Fogiel réfute toute “pression”, les syndicats demandent des comptes
En réponse, Marc-Olivier Fogiel a affirmé que “les conversations privées tronquées avec des sources ne sont pas destinées à être publiques” et qu’elles permettent justement de “tenir à distance les pressions”. Mais cela n’a pas suffi à convaincre les syndicats.
La SDJ réclame “un droit de regard sur les relations entre la direction de la chaîne et le pouvoir politique ou économique”, afin de s’assurer qu’il n’y ait “aucune pression” et “aucun arrangement”. Un enjeu crucial au moment où le rachat du groupe Altice, propriétaire de BFMTV, par l’armateur Rodolphe Saadé, fait craindre une perte d’indépendance.
Carla Bruni mise en examen après la rétractation de Takieddine
L’affaire dans l’affaire, c’est que la rétractation surprise de Ziad Takieddine, tournée en vidéo avec un journaliste de Paris Match, a été suivie de la mise en examen de Carla Bruni-Sarkozy, après celle de son mari en octobre.
L’ancien chef de l’État est soupçonné d’avoir avalisé des manœuvres visant à obtenir le revirement de l’homme d’affaires franco-libanais, témoin clé du dossier, qui affirmait initialement avoir remis 5 millions d’euros à Nicolas Sarkozy en 2007 pour financer sa campagne.
Une affaire explosive pour les médias et le monde politique
Au-delà des suites judiciaires de ce feuilleton, c’est la question de l’indépendance des médias et de la porosité entre le monde politique et journalistique qui se pose avec acuité. D’autant que BFMTV n’en est pas à sa première polémique.
Dans un secteur en crise, soumis à une concurrence exacerbée et à une pression politique constante, cette nouvelle affaire vient jeter une lumière crue sur les dérives et les connivences qui peuvent exister au plus haut niveau. Et soulève une question existentielle pour le quatrième pouvoir : comment préserver sa crédibilité et son rôle de contre-pouvoir indispensable à la démocratie ?

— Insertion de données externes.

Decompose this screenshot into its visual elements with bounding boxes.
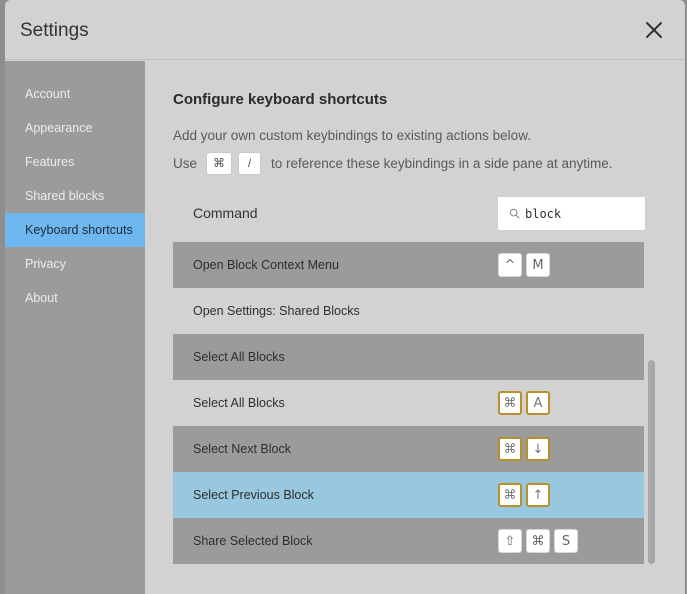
sidebar-item-shared-blocks[interactable]: Shared blocks bbox=[5, 179, 145, 213]
settings-sidebar: Account Appearance Features Shared block… bbox=[5, 61, 145, 594]
table-row[interactable]: Open Settings: Shared Blocks bbox=[173, 288, 644, 334]
row-keys[interactable]: ^ M bbox=[498, 253, 550, 277]
key-command: ⌘ bbox=[498, 437, 522, 461]
row-keys[interactable]: ⇧ ⌘ S bbox=[498, 529, 578, 553]
sidebar-item-features[interactable]: Features bbox=[5, 145, 145, 179]
row-keys[interactable]: ⌘ A bbox=[498, 391, 550, 415]
row-command-label: Share Selected Block bbox=[193, 534, 313, 548]
key-a: A bbox=[526, 391, 550, 415]
row-keys[interactable]: ⌘ ↓ bbox=[498, 437, 550, 461]
key-m: M bbox=[526, 253, 550, 277]
sidebar-item-account[interactable]: Account bbox=[5, 77, 145, 111]
sidebar-item-appearance[interactable]: Appearance bbox=[5, 111, 145, 145]
section-hint: Use ⌘ / to reference these keybindings i… bbox=[173, 151, 612, 175]
modal-title: Settings bbox=[20, 20, 89, 41]
hint-rest-text: to reference these keybindings in a side… bbox=[271, 155, 613, 171]
row-keys[interactable]: ⌘ ↑ bbox=[498, 483, 550, 507]
table-row[interactable]: Share Selected Block ⇧ ⌘ S bbox=[173, 518, 644, 564]
key-arrow-up: ↑ bbox=[526, 483, 550, 507]
key-command: ⌘ bbox=[526, 529, 550, 553]
sidebar-item-keyboard-shortcuts[interactable]: Keyboard shortcuts bbox=[5, 213, 145, 247]
search-icon bbox=[509, 208, 520, 219]
row-command-label: Open Block Context Menu bbox=[193, 258, 339, 272]
shortcut-search-box[interactable] bbox=[497, 196, 646, 231]
sidebar-item-privacy[interactable]: Privacy bbox=[5, 247, 145, 281]
sidebar-item-about[interactable]: About bbox=[5, 281, 145, 315]
row-command-label: Select Previous Block bbox=[193, 488, 314, 502]
settings-modal: Settings Account Appearance Features Sha… bbox=[5, 0, 685, 594]
key-ctrl: ^ bbox=[498, 253, 522, 277]
table-row-selected[interactable]: Select Previous Block ⌘ ↑ bbox=[173, 472, 644, 518]
row-command-label: Open Settings: Shared Blocks bbox=[193, 304, 360, 318]
hint-key-command: ⌘ bbox=[206, 151, 233, 175]
hint-use-text: Use bbox=[173, 155, 198, 171]
key-command: ⌘ bbox=[498, 483, 522, 507]
table-row[interactable]: Select All Blocks ⌘ A bbox=[173, 380, 644, 426]
command-column-header: Command bbox=[193, 205, 258, 221]
row-command-label: Select All Blocks bbox=[193, 350, 285, 364]
close-button[interactable] bbox=[643, 19, 665, 41]
list-scrollbar[interactable] bbox=[648, 360, 655, 564]
key-s: S bbox=[554, 529, 578, 553]
close-icon bbox=[646, 22, 662, 38]
modal-header: Settings bbox=[5, 0, 685, 60]
section-heading: Configure keyboard shortcuts bbox=[173, 91, 388, 108]
table-row[interactable]: Open Block Context Menu ^ M bbox=[173, 242, 644, 288]
shortcut-search-input[interactable] bbox=[525, 206, 635, 221]
key-command: ⌘ bbox=[498, 391, 522, 415]
row-command-label: Select All Blocks bbox=[193, 396, 285, 410]
table-row[interactable]: Select Next Block ⌘ ↓ bbox=[173, 426, 644, 472]
row-command-label: Select Next Block bbox=[193, 442, 291, 456]
section-description: Add your own custom keybindings to exist… bbox=[173, 128, 531, 143]
settings-content: Configure keyboard shortcuts Add your ow… bbox=[145, 61, 685, 594]
key-arrow-down: ↓ bbox=[526, 437, 550, 461]
hint-key-slash: / bbox=[238, 151, 262, 175]
table-row[interactable]: Select All Blocks bbox=[173, 334, 644, 380]
shortcut-list: Open Block Context Menu ^ M Open Setting… bbox=[173, 242, 644, 564]
key-shift: ⇧ bbox=[498, 529, 522, 553]
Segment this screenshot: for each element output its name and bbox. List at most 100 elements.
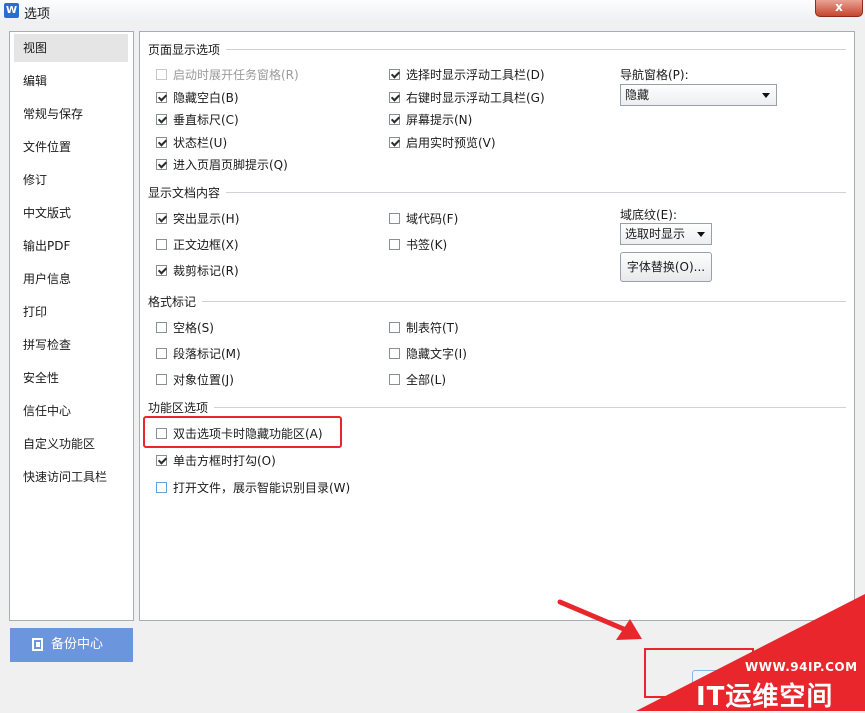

La défense de Marc-Olivier Fogiel suffira-t-elle à éteindre l’incendie et à rassurer sur l’intégrité de sa rédaction ? Rien n’est moins sûr tant cette affaire concentre les maux qui minent la confiance dans les médias. L’exigence de transparence et de déontologie n’a jamais été aussi forte. BFMTV et l’ensemble de la profession seraient bien inspirés d’en tirer toutes les leçons pour renouer avec leur public et leur mission originelle. L’avenir de notre démocratie en dépend.